The first Nigerian film ever to screen in Official Selection at Cannes, this prizewinning debut feature from Akinola Davies Jr. is steeped in feeling and lyrical imagery. Bathing the father-son bond in a tender glow, this vibrant coming-of-age tale gathers up precious things amid political tumult.

Cascading through time, Mascha Schilinski’s incomparable Cannes prizewinner orchestrates echoes of past experience into transcendent poetic cinema. Surfacing evocative, gilded imagery from the shadows of femininity, Sound of Falling confirms the tremendous talents of its ambitious writer-director.

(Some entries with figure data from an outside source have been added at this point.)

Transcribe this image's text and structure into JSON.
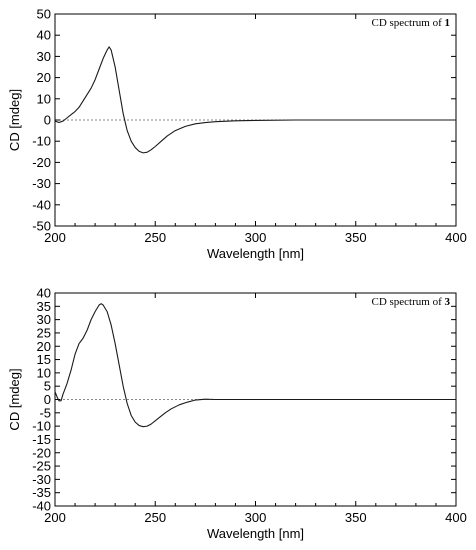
{
  "chart_data": [
    {
      "type": "line",
      "title_prefix": "CD spectrum of ",
      "title_compound": "1",
      "xlabel": "Wavelength [nm]",
      "ylabel": "CD [mdeg]",
      "xlim": [
        200,
        400
      ],
      "ylim": [
        -50,
        50
      ],
      "xticks": [
        "200",
        "250",
        "300",
        "350",
        "400"
      ],
      "yticks": [
        "-50",
        "-40",
        "-30",
        "-20",
        "-10",
        "0",
        "10",
        "20",
        "30",
        "40",
        "50"
      ],
      "zero_line": true,
      "grid": false,
      "series": [
        {
          "x": [
            200,
            202,
            204,
            206,
            208,
            210,
            212,
            214,
            216,
            218,
            220,
            222,
            224,
            226,
            227,
            228,
            230,
            232,
            234,
            236,
            238,
            240,
            242,
            244,
            246,
            248,
            250,
            253,
            256,
            260,
            265,
            270,
            275,
            280,
            290,
            300,
            320,
            340,
            360,
            380,
            400
          ],
          "y": [
            -0.5,
            -1.2,
            -0.5,
            1,
            2.5,
            4,
            6,
            9,
            12,
            15,
            19,
            24,
            29,
            33,
            34.5,
            33,
            25,
            14,
            3,
            -5,
            -10,
            -13,
            -14.8,
            -15.5,
            -15.2,
            -14,
            -12.5,
            -10,
            -7.5,
            -5,
            -3,
            -1.8,
            -1.2,
            -0.8,
            -0.4,
            -0.2,
            0,
            0,
            0,
            0,
            0
          ]
        }
      ]
    },
    {
      "type": "line",
      "title_prefix": "CD spectrum of ",
      "title_compound": "3",
      "xlabel": "Wavelength [nm]",
      "ylabel": "CD [mdeg]",
      "xlim": [
        200,
        400
      ],
      "ylim": [
        -40,
        40
      ],
      "xticks": [
        "200",
        "250",
        "300",
        "350",
        "400"
      ],
      "yticks": [
        "-40",
        "-35",
        "-30",
        "-25",
        "-20",
        "-15",
        "-10",
        "-5",
        "0",
        "5",
        "10",
        "15",
        "20",
        "25",
        "30",
        "35",
        "40"
      ],
      "zero_line": true,
      "grid": false,
      "series": [
        {
          "x": [
            200,
            201,
            202,
            203,
            204,
            206,
            208,
            210,
            212,
            214,
            216,
            218,
            220,
            222,
            223,
            224,
            226,
            228,
            230,
            232,
            234,
            236,
            238,
            240,
            242,
            244,
            246,
            248,
            250,
            252,
            255,
            258,
            262,
            266,
            270,
            275,
            280,
            290,
            300,
            320,
            340,
            360,
            380,
            400
          ],
          "y": [
            3,
            1,
            -0.5,
            -0.5,
            2,
            6,
            11,
            17,
            21,
            23,
            26,
            30,
            33,
            35.5,
            36,
            35.5,
            33,
            28,
            21,
            13,
            5,
            -1.5,
            -6,
            -8.5,
            -9.8,
            -10.2,
            -10,
            -9.2,
            -8,
            -6.8,
            -5,
            -3.5,
            -2,
            -1,
            -0.2,
            0.1,
            0,
            0,
            0,
            0,
            0,
            0,
            0,
            0
          ]
        }
      ]
    }
  ]
}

Channeling influence from the movies into her mesmerizing movements, Mitski gives live performances that find kindred spirit in cinema. Playing with speed, color, and freeze frames to electrifying effect, her first concert documentary embraces the transformative power of both film and music.

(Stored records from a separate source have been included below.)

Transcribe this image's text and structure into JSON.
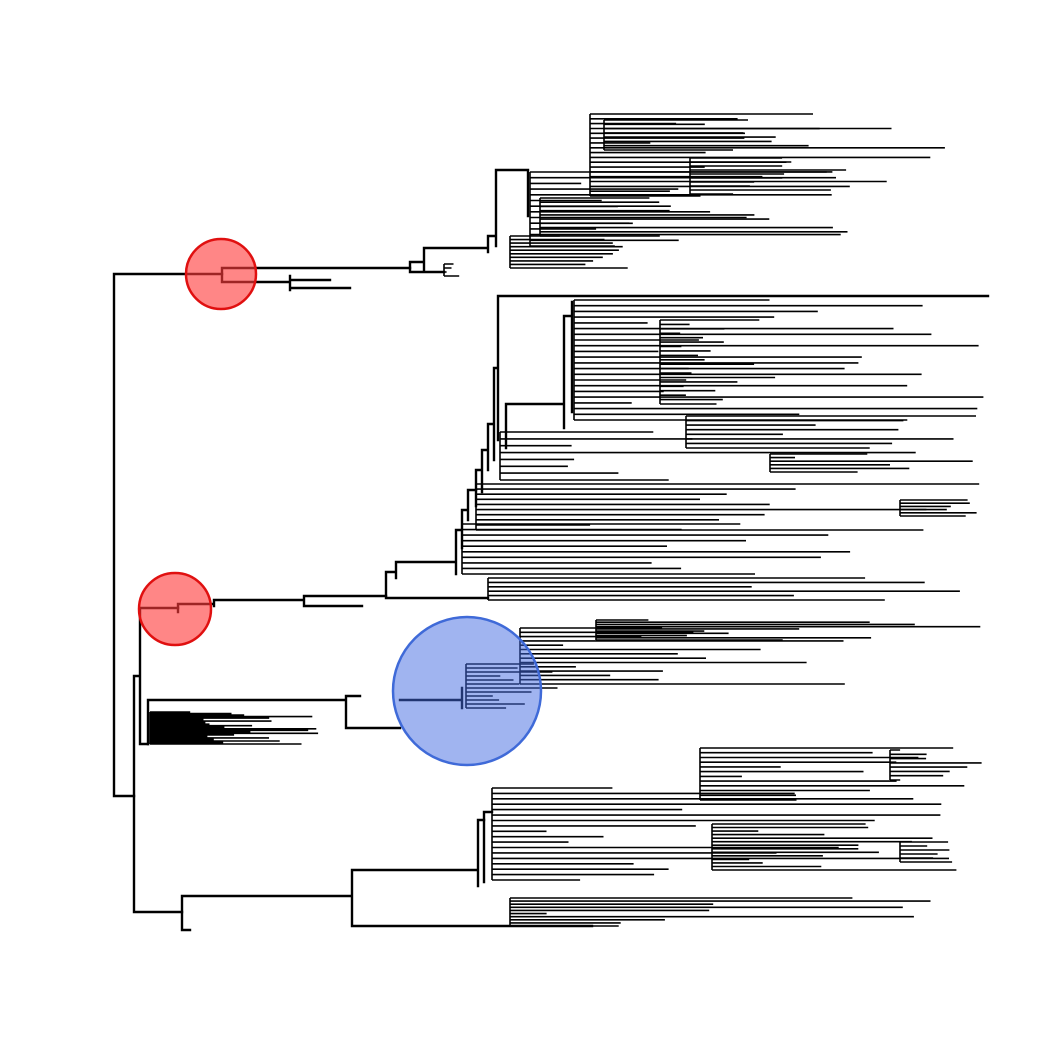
{
  "figure": {
    "type": "phylogenetic-tree",
    "orientation": "left-to-right",
    "branch_color": "#000000",
    "background": "#ffffff",
    "tip_labels_shown": false
  },
  "clades": [
    {
      "name": "top-clade"
    },
    {
      "name": "middle-clade"
    },
    {
      "name": "comb-clade"
    },
    {
      "name": "bottom-clade"
    }
  ],
  "markers": [
    {
      "name": "node-marker-1",
      "color": "#ff6b6b",
      "stroke": "#e01010",
      "size": "small"
    },
    {
      "name": "node-marker-2",
      "color": "#ff6b6b",
      "stroke": "#e01010",
      "size": "small"
    },
    {
      "name": "node-marker-3",
      "color": "#8ea8ec",
      "stroke": "#3f6ad8",
      "size": "large"
    }
  ]
}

Winner of the 1993 Palme d’Or, Chen Kaige’s widescreen epic draws on the classical theater for its expansive vision. Its modern take on taboos surrounding homosexuality and gender performativity— a first in Chinese cinema—was not without controversy: a queer, epoch-spanning masterpiece for the ages.

Chapters one to three of Julia Loktev’s unmissable five-chapter documentary encapsulate the Russian government’s crackdown on perceived enemies of the state. Seeing more than paranoia, the director’s close rapport with her subjects surfaces defiant camaraderie and unwavering commitment to truth.

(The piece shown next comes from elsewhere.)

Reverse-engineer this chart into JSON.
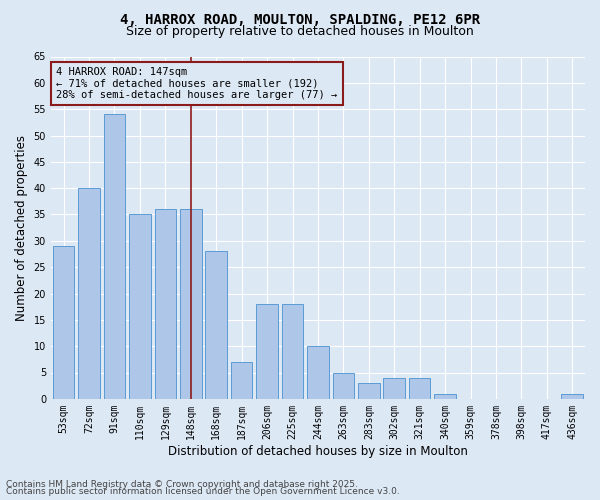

Love and obsession are two sides of the same coin in this daring thriller from The Bear writer-producer Alex Russell, featuring rising stars Archie Madekwe and Théodore Pellerin. In a glitzy LA ruled by social currency, Lurker luxuriates in the suspense and the dark irony of celebrity worship.

With an artful eye and jazzy unpredictability, Kelly Reichardt unravels the threads of the heist film in this standout from Cannes. As an antihero kicking about on the brink of the ‘70s, Josh O’Connor is unmissable, lending rumpled discontent to this ironic, wry vision of American individualism.